Coke raises prices in Japan, swallowing higher costs no more

Soft drink companies in Japan have put aside their long-held fear of losing market shares, moving to raise prices amid soaring expenses for labor and materials.

Japan's top Coca-Cola distributor unveiled plans recently to lift its suggested retail prices by 20 yen on big bottles, the company's first increase in 27 years. Yet rivals Suntory Beverage & Food, Asahi Soft Drinks and Kirin Beverage seized the opening, announcing their own price hikes of 20 yen within a month.

"We had to make the decision now, even at the cost of losing our market share," said President Tamio Yoshimatsu of Coca-Cola Bottlers Japan.

The distributor said its suggested retail prices for 1.5- to 2-liter plastic bottles of Coca-Cola, the Aquarius sports drink and other brands will rise from the current range of 150 yen to 340 yen starting with April 1 shipments. Cans and smaller plastic bottles are excluded, said the company, which is the largest of Japan's five Coke bottling units.
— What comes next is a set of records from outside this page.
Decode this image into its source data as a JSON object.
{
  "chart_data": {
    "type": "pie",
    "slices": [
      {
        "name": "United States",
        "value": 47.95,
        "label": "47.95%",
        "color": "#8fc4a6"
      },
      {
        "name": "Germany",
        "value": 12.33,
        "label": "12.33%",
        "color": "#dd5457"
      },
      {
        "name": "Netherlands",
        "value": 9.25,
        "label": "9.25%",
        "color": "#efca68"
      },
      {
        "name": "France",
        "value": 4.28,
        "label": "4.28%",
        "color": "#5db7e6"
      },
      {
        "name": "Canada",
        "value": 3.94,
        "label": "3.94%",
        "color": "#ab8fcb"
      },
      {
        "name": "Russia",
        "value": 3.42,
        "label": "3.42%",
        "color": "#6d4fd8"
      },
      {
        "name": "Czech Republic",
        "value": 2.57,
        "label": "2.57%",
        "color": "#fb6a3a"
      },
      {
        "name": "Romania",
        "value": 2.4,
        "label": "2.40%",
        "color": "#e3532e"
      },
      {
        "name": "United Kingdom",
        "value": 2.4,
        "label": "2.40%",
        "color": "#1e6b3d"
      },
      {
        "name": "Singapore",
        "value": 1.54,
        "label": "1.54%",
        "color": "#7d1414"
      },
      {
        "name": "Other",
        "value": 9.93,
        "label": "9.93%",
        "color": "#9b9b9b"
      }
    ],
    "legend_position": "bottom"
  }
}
The announcement came as a surprise. Competition was hotter than ever in the industry, where the Coca-Cola group commands a market share of close to 30%. Second-place Suntory Beverage trails only about 4 percentage points behind, while Asahi Soft Drinks and Kirin Beverage have shares of around 10% each.

This competition let retailers offer deep discounts on big plastic bottles of soft drinks to lure shoppers. The conventional wisdom was that even No. 1 player Coca-Cola was not in a position to raise prices.

The only increases resulted from consumption tax hikes. Yet even after the tax rate rose to 5% from 3% in 1997, beverage companies did not pass on the higher costs to customers for a year. When the 2014 tax hike lifted the rate to 8%, the companies formed a cartel allowed under a special legal provision to raise prices at vending machines by 10 yen. For products sold in stores, however, they had to absorb the higher taxes.

Coca-Cola Bottlers Japan is in a wounded position. It's main plant in Hiroshima went offline due to damage from flooding in heavy rains last July, and a new facility under construction will not open until 2020. Meanwhile, lucrative vending machine sales have been falling as convenience stores extend their reach.

Japan's labor shortages are lifting wages for workers who stock goods, and distribution costs are rising -- two more factors eating into the company's bottom line.